To do that, it’s partnering with companies like Jolt, which has unveiled the first of hundreds of free EV charging stations around the country; ChargeNet, New Zealand’s chief supplier of out-of-home charging stations; and smart EV charging company, Evnex which provides in-home charging, as well as offering a competitive time-of-use power plan called MoveMaster to facilitate cheap off-peak charging times.
Home on the range
Ed Harvey was in his last year of university when he decided to take on a final-year project: converting his beat-up 1997 Honda Accord into an electric vehicle. In 2012, people raised their eyebrows when he told them his car was powered by electricity. “It was one of only 200 electric vehicles in the country,” he says.
A few years later, Harvey decided to throw his hat into the EV ring. He began his company Evnex in 2014 with the aim of becoming the country’s biggest installer of smart EV chargers for home and small businesses. It’s taken time, he admits. “There are still some people who are not supportive of electrification. It’s definitely been a tough journey.”

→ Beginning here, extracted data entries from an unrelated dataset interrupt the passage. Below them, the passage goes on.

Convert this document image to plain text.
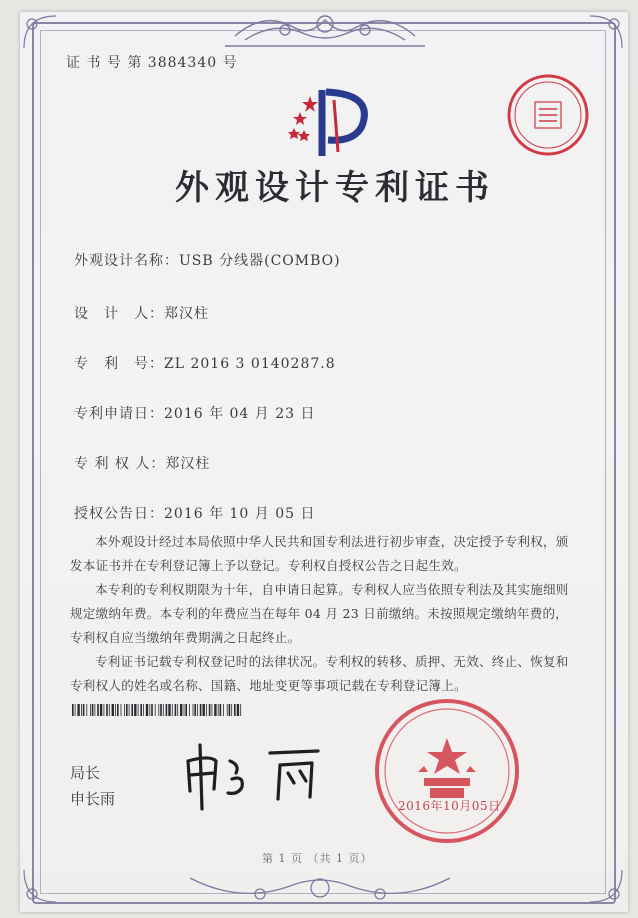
证 书 号 第 3884340 号
外观设计专利证书
外观设计名称：USB 分线器(COMBO)
设　计　人：郑汉柱
专　利　号：ZL 2016 3 0140287.8
专利申请日：2016 年 04 月 23 日
专 利 权 人：郑汉柱
授权公告日：2016 年 10 月 05 日

本外观设计经过本局依照中华人民共和国专利法进行初步审查，决定授予专利权，颁发本证书并在专利登记簿上予以登记。专利权自授权公告之日起生效。

本专利的专利权期限为十年，自申请日起算。专利权人应当依照专利法及其实施细则规定缴纳年费。本专利的年费应当在每年 04 月 23 日前缴纳。未按照规定缴纳年费的，专利权自应当缴纳年费期满之日起终止。

专利证书记载专利权登记时的法律状况。专利权的转移、质押、无效、终止、恢复和专利权人的姓名或名称、国籍、地址变更等事项记载在专利登记簿上。

局长
申长雨	2016年10月05日
第 1 页 （共 1 页）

But it’s quickly gathering pace and his early investment is starting to pay off. Evnex chargers allow users to charge their EVs from home, helping them make the most of cheaper electricity rates and employ the most renewable energy. Its team has installed 2500 chargers so far, making it the largest network of smart chargers in New Zealand.
Working with Evnex, Electric Kiwi is offering customers money off their smart charger, as well as facilitating an interest-free loan to pay off the remaining balance.
On the road again
Seven years ago, Steve and Dee West went on a road trip in their new EV. They quickly realised one important thing: New Zealand was going to need a network of quick, reliable charging stations to support the transition to electric vehicles.
“They realised no one was doing that,” says ChargeNet’s Bailey Gorst. So, they decided to do it themselves. The first ChargeNet public fast charger was installed when there were just 500 electric vehicles on the road. “We started well and truly before electric vehicles were a mainstream thing.”
Now ChargeNet prides itself on being the “nationwide charging network”, says Gorst, with 280 fast charge points covering the entire country. “From Cape Reinga all the way down to Bluff,” she says.
Users create an account and download an app. Charging costs are billed directly to a credit or debit card, but those who pair their ChargeNet account with their Electric Kiwi account will be billed via their regular power bills, meaning all their energy requirements will be conveniently in one place.
You can’t see them yet, but soon you won’t be able to miss them. “We’re very slick and very visible,” says Chris Monaghan, the New Zealand manager of Jolt. “We’ll have screens on the roadside and chargers in the carpark.”
That is important. With much of New Zealand’s EV infrastructure hidden in car parks or on quiet roads that require an app to find them, seeing chargers everywhere “gives drivers confidence that there is infrastructure to support them making the transition to an electric vehicle.”
Starting with a site at Mitre 10 on Auckland’s Ponsonby Road, Jolt has plans to build 500 charging stations around the country over the next five years. They’ll be in destination areas like gyms, retail stores and swimming pools. “It’s a top-up opportunity,” says Monaghan.
You get seven kilowatts free (about 50km worth of charge) then pay 50 cents per kilowatt. Customers use an app and a QR code to begin charging, and the digital display board on Jolt’s chargers display advertising as a secondary income source.
Onwards and upwards
Despite the initial stress that buying an EV caused us, we have no regrets about it. We rarely use petrol during the week, and it’s only on super-busy weekends—or when we venture out of Auckland—that we have to turn to fossil fuels for transport.
Anything that makes that process easier, whether it’s wider access to chargers, cheaper and faster home charging, or free charging in the wild, has got to be a good thing.